Q. You often remind us “cancer is not a death sentence.” What do we need to remember when we have to tell a client their pet has cancer?
The cancer diagnosis is typically made by the primary care veterinarian, who may have the most difficult job of breaking the bad news. Primary care veterinarians often have a relationship with the client, which can be helpful during challenging conversations. It’s still not easy. Clients may be overwhelmed and feel guilty, anxious or fearful. They may feel uneasy with death and dying, depressed at the thought of losing
a beloved pet, and concerned about their pet’s quality of life (QOL). They may also be worried about cost and the time required to treat their pet’s cancer effectively. You and your team may feel uncomfortable talking about cancer and death, have limited time, or worry about the pet's QOL. It’s important to be aware of everyone’s perspective and discuss concerns.
Q. When you talk to your clients about quality of life, what do you emphasize?
I like to say live longer, live well. It’s important to remind pet owners that QOL is one thing we’re striving for, and it varies from family to family and pet to pet.
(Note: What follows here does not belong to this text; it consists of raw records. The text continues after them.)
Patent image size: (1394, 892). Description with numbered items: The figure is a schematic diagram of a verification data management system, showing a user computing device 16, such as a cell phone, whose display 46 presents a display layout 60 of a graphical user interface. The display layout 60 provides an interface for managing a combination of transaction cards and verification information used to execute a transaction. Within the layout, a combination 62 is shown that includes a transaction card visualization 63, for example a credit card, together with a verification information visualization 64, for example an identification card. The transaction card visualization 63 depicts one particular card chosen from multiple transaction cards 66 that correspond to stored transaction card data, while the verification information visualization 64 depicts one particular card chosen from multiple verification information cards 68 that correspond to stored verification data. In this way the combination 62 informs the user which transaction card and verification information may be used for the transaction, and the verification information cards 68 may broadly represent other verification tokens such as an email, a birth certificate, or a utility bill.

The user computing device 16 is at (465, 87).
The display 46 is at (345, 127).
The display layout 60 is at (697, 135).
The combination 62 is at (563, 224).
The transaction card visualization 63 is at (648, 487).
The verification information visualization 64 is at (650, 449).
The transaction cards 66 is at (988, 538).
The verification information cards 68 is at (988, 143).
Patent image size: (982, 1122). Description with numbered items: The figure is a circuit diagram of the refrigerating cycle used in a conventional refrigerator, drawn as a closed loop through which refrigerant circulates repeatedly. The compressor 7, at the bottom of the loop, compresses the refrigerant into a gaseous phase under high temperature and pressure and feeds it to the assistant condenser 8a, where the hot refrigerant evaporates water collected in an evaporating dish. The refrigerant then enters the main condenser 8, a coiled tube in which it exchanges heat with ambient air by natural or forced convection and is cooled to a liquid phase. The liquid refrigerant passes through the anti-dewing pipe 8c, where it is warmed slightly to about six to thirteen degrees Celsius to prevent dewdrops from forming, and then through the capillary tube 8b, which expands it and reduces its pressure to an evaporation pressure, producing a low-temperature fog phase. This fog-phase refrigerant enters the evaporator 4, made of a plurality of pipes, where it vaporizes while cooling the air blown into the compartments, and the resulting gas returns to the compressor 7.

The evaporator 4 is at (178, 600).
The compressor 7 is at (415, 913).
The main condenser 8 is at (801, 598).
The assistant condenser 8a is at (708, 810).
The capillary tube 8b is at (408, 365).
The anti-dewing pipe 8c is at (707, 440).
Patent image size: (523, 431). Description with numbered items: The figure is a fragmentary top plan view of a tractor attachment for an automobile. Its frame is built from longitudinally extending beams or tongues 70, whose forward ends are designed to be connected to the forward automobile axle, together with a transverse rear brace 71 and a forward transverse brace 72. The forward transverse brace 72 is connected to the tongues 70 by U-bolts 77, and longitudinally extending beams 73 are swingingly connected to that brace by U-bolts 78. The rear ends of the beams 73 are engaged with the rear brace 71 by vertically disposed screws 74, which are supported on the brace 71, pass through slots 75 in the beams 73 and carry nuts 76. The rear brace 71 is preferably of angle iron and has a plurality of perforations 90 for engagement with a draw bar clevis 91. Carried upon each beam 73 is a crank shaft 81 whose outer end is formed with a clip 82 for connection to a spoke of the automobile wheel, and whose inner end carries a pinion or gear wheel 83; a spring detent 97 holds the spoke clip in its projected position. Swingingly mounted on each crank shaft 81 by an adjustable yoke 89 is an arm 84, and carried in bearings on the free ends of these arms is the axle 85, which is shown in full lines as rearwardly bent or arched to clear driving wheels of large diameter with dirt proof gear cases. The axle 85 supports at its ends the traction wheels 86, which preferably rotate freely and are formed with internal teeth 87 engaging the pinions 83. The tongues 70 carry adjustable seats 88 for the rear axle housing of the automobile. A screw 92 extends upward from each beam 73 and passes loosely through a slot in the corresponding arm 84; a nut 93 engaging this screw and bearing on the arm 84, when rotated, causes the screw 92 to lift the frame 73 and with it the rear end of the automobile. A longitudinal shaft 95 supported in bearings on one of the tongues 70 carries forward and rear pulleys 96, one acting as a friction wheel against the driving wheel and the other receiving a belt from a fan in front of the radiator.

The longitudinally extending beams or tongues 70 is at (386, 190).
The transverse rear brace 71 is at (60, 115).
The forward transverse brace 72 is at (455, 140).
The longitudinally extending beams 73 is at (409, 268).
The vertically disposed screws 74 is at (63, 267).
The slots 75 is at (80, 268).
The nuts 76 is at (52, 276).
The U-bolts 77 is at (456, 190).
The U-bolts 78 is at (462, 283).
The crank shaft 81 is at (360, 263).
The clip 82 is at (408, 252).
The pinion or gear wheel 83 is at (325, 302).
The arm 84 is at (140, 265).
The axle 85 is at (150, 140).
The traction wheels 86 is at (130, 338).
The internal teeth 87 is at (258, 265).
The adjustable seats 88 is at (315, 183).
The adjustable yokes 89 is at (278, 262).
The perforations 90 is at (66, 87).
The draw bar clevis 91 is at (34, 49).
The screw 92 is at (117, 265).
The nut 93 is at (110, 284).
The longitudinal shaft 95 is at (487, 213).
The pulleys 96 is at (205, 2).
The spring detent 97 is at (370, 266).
I recommend pet owners make a list of the top 5 things their pet likes to do. I ask them to create the list early on but remind them it might change. For example, it might start with “walks 2 miles a day,” and later becomes “walks to the end of the block.” For many pets, it may simply be eating or enjoying their food. For others, it’s greeting them at the door. The list is a way to look at quality of life. As it's re-evaluated, things may fall off the list and signal QOL is changing.
Q. How do you help owners prepare for and manage the cost of cancer treatment as a chronic condition?
Managing a pet with cancer can be expensive. Whether it’s surgery, chemotherapy or radiation therapy, costs can add up. That’s why a lot of clients want a payment or financing solution to help them pay over time for those significantly expensive costs, from diagnosis and treatment to surgery and chemotherapy.